OVERVIEW FOR 2018/19
Global 2018/19 oilseed production is down by 1.5 million tons to 600.7 million this month due to minor reductions in soybeans, rapeseed, and sunflowerseed, partially offset by rises in peanut and cottonseed. Global oilseed exports are up 460,000 tons due to a rise in soybean and peanut exports. Brazil soybean exports are lowered by 1.1 million tons, and is more than offset by a rise in the United States and Argentina. Global soybean imports are down nearly 1 million tons due to reductions of about 500,000 tons each in Iran and the European Union. Global oilseed ending stocks are down 3.3 million tons due to reductions in rapeseed, soybean, and sunflowerseed. Rapeseed stocks are reduced by 1.3 million tons due almost entirely to lower Canada stocks. Soybean stocks are down 2.1 million tons due to large declines in the United States, Argentina, and China partially offset by a 1.1 million rise in Brazil. China’s stocks were reduced due to a data series revision from the National Bureau of Statistics. The U.S. season-average farm price for soybeans remains unchanged at $8.50 per bushel.
U.S. soybean export bids in August, FOB Gulf, averaged $337/ton, down $14 from July. Brazil Paranagua averaged $364/ton, up $6 from July. Argentina Up River FOB averaged $347/ton, up $6 from last month. U.S. soybean meal export bids (FOB Gulf) in August averaged $334/ton, down $14 from July. Brazil Paranagua FOB averaged $308/ton, down $10 from July, and Argentina Up River FOB averaged $305/ton, down $12 from the previous month. U.S. Gulf prices have been declining since mid-July on improving crop prospects and are nearly 7 percent lower year-to-year. South American prices, previously following U.S. prices lower, spiked higher in early August.
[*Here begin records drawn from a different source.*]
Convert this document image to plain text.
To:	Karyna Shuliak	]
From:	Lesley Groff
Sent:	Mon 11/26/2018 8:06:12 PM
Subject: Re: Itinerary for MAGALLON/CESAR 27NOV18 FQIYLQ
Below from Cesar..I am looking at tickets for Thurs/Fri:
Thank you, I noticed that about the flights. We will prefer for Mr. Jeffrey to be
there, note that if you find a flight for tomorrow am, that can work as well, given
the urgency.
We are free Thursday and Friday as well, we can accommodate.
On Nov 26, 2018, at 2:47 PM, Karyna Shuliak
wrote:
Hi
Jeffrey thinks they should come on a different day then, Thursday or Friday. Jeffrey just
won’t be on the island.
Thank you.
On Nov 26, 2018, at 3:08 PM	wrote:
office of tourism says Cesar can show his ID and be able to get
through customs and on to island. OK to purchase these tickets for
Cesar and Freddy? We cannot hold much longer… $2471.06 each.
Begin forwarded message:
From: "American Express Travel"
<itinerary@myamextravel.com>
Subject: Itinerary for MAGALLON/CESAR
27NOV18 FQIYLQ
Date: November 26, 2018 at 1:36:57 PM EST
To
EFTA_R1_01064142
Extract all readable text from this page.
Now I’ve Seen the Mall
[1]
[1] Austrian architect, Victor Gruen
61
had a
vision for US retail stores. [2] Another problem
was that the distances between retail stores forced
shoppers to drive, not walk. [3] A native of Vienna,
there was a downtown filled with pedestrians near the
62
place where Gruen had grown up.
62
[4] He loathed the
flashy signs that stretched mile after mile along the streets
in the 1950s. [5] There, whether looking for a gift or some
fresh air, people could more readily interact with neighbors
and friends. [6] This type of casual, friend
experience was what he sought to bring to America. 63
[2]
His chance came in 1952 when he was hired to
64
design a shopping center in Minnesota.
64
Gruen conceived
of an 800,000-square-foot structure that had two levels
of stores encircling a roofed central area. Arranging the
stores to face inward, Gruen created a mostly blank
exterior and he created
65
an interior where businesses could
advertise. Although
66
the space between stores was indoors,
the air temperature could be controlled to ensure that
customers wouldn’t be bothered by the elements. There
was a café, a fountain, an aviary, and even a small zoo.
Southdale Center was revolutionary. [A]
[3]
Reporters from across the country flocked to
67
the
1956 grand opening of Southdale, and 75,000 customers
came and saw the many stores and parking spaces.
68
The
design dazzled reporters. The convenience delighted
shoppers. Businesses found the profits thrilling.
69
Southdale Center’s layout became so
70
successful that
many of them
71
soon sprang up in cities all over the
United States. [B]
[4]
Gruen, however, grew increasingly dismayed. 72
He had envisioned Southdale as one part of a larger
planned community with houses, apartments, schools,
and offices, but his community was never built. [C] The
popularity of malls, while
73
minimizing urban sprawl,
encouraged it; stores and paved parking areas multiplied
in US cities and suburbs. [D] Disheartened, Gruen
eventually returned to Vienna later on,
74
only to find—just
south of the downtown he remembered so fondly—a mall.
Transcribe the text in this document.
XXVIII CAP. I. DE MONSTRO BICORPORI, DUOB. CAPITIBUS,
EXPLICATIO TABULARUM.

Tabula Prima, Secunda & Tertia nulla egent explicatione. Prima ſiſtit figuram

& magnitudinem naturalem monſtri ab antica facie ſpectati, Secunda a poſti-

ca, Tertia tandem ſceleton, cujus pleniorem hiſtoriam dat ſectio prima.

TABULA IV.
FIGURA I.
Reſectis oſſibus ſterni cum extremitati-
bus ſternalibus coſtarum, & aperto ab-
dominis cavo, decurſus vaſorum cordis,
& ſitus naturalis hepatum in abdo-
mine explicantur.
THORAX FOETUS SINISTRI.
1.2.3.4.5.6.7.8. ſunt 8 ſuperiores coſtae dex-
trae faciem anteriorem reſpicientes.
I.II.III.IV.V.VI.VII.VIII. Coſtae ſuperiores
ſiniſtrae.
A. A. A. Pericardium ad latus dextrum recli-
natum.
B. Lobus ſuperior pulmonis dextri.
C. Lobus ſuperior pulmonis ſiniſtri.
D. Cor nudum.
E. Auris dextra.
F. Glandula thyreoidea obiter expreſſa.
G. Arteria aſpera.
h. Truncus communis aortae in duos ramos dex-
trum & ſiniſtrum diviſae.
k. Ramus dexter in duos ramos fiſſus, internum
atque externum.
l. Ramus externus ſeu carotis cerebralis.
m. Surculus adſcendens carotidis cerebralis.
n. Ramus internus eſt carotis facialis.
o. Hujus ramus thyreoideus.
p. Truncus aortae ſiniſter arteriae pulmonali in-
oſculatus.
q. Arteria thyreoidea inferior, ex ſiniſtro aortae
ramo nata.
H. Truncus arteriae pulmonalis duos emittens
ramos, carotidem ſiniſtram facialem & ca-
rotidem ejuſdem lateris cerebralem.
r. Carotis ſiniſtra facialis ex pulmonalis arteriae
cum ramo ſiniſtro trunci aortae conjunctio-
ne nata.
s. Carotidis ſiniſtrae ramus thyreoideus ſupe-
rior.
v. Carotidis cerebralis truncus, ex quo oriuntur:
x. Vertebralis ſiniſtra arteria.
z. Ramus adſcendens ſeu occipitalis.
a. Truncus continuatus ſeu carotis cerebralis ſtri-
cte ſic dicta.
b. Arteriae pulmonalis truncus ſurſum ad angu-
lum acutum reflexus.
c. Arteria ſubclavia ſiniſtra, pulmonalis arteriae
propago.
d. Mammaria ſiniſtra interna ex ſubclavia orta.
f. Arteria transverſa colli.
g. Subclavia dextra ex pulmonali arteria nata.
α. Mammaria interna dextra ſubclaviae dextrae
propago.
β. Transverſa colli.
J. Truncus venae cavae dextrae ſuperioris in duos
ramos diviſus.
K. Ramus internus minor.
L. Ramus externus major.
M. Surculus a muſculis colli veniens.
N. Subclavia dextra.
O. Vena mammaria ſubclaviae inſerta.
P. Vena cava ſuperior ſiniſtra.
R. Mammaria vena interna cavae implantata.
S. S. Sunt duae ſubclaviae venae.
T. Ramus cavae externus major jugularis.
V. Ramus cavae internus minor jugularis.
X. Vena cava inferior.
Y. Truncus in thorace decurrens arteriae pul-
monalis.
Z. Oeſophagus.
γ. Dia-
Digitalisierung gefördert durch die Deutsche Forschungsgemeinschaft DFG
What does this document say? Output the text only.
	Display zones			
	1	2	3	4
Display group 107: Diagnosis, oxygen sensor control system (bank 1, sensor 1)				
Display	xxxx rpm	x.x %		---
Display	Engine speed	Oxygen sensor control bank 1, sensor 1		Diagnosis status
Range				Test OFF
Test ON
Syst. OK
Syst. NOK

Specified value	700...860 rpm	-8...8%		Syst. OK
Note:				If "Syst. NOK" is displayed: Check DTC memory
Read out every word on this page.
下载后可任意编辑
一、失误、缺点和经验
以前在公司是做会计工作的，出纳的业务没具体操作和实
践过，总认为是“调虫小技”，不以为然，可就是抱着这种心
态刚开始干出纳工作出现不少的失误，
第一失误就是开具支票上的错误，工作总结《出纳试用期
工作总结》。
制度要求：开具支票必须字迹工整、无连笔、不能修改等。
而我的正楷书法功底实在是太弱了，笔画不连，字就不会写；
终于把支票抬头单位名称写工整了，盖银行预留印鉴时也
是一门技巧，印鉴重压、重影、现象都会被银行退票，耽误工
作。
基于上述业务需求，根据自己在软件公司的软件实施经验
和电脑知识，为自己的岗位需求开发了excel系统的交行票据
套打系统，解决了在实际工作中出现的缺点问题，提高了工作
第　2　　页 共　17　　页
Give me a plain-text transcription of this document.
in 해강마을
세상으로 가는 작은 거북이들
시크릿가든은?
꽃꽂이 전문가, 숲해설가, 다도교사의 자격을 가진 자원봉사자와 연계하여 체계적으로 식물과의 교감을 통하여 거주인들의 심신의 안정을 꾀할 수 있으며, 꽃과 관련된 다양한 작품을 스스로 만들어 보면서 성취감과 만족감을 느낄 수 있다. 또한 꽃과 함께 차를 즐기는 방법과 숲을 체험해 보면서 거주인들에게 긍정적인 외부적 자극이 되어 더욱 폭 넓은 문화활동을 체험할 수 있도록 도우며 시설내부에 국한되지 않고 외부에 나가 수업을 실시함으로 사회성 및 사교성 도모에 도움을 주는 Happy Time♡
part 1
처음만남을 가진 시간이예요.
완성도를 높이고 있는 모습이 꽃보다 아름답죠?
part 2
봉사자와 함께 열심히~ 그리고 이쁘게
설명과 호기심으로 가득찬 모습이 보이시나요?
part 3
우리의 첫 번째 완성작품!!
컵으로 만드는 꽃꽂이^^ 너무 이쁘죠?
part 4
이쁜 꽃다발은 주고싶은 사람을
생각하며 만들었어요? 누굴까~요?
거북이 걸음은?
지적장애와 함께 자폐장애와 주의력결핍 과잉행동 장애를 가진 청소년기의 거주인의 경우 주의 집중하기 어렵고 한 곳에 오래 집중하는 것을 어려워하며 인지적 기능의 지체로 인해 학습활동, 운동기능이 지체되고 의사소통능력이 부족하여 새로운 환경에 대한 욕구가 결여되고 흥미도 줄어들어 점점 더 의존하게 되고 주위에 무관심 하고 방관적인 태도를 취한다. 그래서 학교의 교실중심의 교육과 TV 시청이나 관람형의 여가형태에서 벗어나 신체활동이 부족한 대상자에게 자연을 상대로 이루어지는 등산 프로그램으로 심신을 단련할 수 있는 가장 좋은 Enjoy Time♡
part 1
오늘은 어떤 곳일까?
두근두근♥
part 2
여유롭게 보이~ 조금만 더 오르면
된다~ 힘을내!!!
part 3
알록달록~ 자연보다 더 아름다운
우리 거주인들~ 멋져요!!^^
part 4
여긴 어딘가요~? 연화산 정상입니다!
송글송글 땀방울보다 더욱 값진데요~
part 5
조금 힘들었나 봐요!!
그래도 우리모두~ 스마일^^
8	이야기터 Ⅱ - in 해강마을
Brazil prices are currently running at a 10 percent premium to U.S. prices as of September 10, 2019.
For the final report ending September 5, 2019, 2018/19 accumulated U.S. soybean exports to China totaled 13.4 million tons and 33.4 to the rest of the world. For 2019/20, soybean export commitments (outstanding sales plus accumulated exports) to China totaled 1.1 million tons compared to 1.5 million a year ago. Total commitments to the world were 9.5 million tons, compared to 16.9 million for the same period last year. Outstanding sales were 864,300 tons to China and 8.2 million to the rest of the world. Last year at this time, outstanding sales were 1.4 million to China and 14.7 million to the rest of the world.